Belasting aan de top
Figuur 2 toont de aandelen in de inkomensheffingen die worden opgebracht door de top van de inkomensverdeling. Ook nu valt direct op dat de
belastingaandelen van de top 5%, de top 1% en de top 0,1% stabiel zijn sinds 1990. De top 5%, de top 1% en de top 0,1% dragen in 2012 respectievelijk
20,7%; 6,9% en 1,5% van alle inkomensheffingen af. Een eenvoudige regressieanalyse laat zien dat de aandelen niet significant zijn veranderd in de twee
onderscheiden deelperioden 1990-1999 en 2001-2012. Maar dat geldt niet voor de top 10%. Hun belastingaandeel steeg in beide deelperioden significant met
zo’n 0,12%-punt per jaar; van 30,4% in 1990 naar 31,3% in 1999, en vervolgens van 31,5% in 2001 naar 33,2% in 2012.

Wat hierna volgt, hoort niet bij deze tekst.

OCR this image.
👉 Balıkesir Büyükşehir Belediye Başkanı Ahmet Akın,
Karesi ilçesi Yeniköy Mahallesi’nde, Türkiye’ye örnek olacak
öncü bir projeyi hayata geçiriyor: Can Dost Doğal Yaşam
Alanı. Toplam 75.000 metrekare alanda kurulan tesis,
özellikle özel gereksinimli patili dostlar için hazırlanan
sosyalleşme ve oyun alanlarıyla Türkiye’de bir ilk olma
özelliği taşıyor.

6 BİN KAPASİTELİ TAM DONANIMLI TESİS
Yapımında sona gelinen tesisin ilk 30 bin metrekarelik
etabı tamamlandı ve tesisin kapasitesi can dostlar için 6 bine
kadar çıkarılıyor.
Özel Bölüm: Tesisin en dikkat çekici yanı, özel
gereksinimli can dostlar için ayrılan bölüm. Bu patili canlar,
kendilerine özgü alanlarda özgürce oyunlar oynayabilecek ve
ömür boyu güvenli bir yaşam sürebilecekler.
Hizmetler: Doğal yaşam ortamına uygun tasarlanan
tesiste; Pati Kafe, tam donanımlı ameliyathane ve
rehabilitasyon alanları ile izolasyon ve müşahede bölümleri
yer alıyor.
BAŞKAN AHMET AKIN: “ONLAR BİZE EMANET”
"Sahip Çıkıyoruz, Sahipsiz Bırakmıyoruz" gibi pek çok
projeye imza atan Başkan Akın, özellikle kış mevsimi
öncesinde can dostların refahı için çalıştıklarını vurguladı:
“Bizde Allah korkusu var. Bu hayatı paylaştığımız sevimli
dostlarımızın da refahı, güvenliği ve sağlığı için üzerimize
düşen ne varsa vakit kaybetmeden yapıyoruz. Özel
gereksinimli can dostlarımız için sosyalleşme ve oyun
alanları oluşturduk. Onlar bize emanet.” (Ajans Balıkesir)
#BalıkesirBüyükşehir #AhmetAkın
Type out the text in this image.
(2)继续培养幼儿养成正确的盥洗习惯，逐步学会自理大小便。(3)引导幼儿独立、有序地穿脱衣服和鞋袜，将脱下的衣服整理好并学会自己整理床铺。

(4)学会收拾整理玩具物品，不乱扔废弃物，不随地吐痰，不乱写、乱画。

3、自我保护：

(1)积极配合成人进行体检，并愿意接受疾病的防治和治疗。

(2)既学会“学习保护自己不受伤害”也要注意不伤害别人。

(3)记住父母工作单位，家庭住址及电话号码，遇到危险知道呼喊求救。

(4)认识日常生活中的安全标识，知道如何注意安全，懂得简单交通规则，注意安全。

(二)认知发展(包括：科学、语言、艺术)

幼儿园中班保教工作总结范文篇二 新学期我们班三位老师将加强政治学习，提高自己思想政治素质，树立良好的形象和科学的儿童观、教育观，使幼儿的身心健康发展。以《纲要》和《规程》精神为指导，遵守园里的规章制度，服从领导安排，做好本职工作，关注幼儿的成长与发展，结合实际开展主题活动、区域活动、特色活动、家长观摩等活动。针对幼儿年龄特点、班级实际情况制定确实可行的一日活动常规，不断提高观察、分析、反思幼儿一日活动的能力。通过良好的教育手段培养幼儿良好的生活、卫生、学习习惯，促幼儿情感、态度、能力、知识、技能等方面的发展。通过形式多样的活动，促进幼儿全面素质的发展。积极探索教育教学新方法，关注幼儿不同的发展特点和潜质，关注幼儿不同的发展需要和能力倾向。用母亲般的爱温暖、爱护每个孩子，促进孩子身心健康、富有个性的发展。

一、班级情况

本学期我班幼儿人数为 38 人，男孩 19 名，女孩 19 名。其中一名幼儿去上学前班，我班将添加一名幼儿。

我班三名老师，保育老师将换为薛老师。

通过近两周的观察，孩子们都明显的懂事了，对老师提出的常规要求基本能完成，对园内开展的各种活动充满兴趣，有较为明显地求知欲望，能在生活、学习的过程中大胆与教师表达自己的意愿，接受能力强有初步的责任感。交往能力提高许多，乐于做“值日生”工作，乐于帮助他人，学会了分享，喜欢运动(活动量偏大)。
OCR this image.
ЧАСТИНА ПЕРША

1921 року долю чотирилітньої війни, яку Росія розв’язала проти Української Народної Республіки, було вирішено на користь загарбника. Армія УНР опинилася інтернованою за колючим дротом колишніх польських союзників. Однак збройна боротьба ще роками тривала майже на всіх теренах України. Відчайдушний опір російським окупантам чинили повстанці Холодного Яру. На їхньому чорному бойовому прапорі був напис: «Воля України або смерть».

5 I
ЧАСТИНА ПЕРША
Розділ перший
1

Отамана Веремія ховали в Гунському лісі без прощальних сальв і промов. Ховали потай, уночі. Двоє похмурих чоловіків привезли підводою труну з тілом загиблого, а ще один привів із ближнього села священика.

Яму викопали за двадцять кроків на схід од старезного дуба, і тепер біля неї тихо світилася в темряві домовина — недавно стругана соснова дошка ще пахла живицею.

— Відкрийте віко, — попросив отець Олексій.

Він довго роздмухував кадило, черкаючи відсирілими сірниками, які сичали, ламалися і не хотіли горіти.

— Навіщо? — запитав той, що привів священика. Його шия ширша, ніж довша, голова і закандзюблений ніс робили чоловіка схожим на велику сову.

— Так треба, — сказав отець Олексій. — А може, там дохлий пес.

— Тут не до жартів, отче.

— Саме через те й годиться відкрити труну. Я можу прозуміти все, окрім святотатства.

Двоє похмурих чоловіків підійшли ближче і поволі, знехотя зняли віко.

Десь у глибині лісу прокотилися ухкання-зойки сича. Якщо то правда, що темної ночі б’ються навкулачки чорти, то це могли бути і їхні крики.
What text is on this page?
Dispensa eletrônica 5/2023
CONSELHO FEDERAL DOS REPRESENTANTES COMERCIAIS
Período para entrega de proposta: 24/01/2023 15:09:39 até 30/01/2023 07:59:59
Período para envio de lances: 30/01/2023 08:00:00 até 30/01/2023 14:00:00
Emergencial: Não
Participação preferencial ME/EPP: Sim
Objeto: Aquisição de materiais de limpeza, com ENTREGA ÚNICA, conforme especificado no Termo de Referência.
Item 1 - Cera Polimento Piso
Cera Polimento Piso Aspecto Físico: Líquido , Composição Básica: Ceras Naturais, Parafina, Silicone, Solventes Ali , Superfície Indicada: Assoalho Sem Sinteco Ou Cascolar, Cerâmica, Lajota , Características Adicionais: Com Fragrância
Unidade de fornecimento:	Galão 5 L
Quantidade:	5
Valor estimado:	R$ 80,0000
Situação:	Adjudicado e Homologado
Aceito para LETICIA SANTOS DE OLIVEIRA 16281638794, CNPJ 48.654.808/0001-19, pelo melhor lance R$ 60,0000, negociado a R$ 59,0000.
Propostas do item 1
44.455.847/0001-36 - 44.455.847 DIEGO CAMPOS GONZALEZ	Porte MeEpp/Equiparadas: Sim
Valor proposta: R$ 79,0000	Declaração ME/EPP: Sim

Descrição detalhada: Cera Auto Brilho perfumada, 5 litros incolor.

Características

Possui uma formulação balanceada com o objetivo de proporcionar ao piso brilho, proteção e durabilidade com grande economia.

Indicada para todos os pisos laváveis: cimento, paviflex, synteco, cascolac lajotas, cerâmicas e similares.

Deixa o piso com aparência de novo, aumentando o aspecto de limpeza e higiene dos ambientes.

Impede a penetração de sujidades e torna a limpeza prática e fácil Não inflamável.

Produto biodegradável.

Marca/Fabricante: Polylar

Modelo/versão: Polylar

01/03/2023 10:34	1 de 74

Figuur 2: Aandeel inkomensheffingen topinkomens, 1990-2012
Vergelijking met ander onderzoek
Anders dan de World Top Income Database, Salverda (2013a en 2013b) en Lukkezen & Straathof (2013) nemen we geen significante toename waar voor de
aandelen van de top 0,1%, 1%, 5% en 10% van de Nederlandse inkomensverdeling. Hierbij is van belang dat we het effect van de trendbreuk die te maken heeft
met de Wet Inkomstenbelasting 2001 buiten de analyse houden. Die trendbreuk kan nogal (opwaarts) vertekenen. Salverda (ook WTID) corrigeerde de trendbreuk
in 2000 in de geaggregeerde cijfers, maar niet op microniveau. Het is lastig om vast te stellen of het revisie-effect hiermee volledig is verdisconteerd.
Volgens Straathof et al. (2010) heeft de herziening van het belastingstelsel niet geleid tot een onmiddellijke verandering in de top van de
inkomensverdeling.
Lukkezen en Straathof (2013: 119) stellen dat het inkomensaandeel van de top 0,1% in Nederland sinds twee decennia sterk groeit, en onderdeel is van een
wereldwijde trend. Dat strookt niet met onze bevindingen. Een mogelijk verklaring kan zijn dat de trendanalyse van Lukkezen en Straathof zich beperkt tot
een periode met als eindpunt het jaar 2006. In de jaren 2001-2006 stijgt het inkomensaandeel van de top 0,1% weliswaar zeer bescheiden van 1,34% naar
1,48%, maar daarna daalt het topinkomensaandeel weer tot 1,13% in 2012. Deze laatste ontwikkeling hebben Lukkezen en Straathof nog niet kunnen meenemen.
Ook Straathof et al (2010) vinden tussen 2000 en 2006 een bescheiden groei van het inkomensaandeel van de top 0,1%. We vinden dat deze groei niet doorzet
na 2006. Het inkomensaandeel van de top 0,1% blijft tenderen rond de 1,1 á 1,2%.
Conclusie
Het aandeel van topinkomens in het totale bruto inkomen is in Nederland stabiel gebleven in de periode 1990-2012. Dat geldt ook voor het aandeel dat de top
0,1%, 1% en de top 5% afdragen aan inkomensheffingen. Het aandeel van de top 10% in de totale belastingafdracht is significant gestegen, naar 33,2% in
2012. Het beeld dat de rijken steeds rijker worden gaat dus ten aanzien van de Nederlandse inkomensverdeling niet op. Eerder hebben we al laten zien dat
dit ook ten aanzien van de vermogensverdeling niet het geval lijkt te zijn.
Referenties:
Caminada, K., J. Been, K. Goudswaard en M. de Graaf-Zijl (2014a),De ontwikkeling van inkomensongelijkheid en inkomensherverdeling in Nederland 1990-2012, Department of Economics Research Memorandum 2014.02, Leiden University.
Caminada, K., K. Goudswaard, en M. Knoef (2014b),
Vermogen in Nederland gelijker verdeeld sinds eind negentiende eeuw
, Me Judice, 27 juni 2014
Lukkezen, J., en B. Straathof (2013),Topinkomensgroei als macrofenomeen, TPEDigitaal, 7(1): 119-139.
Straathof, S.M., S.P.T. Groot en J.L. Möhlmann (2010),
Hoge bomen in de polder, globalisering en topbeloningen in Nederland
, CPB Document 199
Salverda, W. (2013a),
Inkomen, herverdeling en huishoudvorming 1977–2011: 35 jaar ongelijkheidsgroei in Nederland
, TPEdigitaal 7 (1): 66-94.
Salverda, W. (2013b), Evolution of Dutch top incomes until 2012 and the puzzle of stability. Methodological Note to World Top Incomes Database.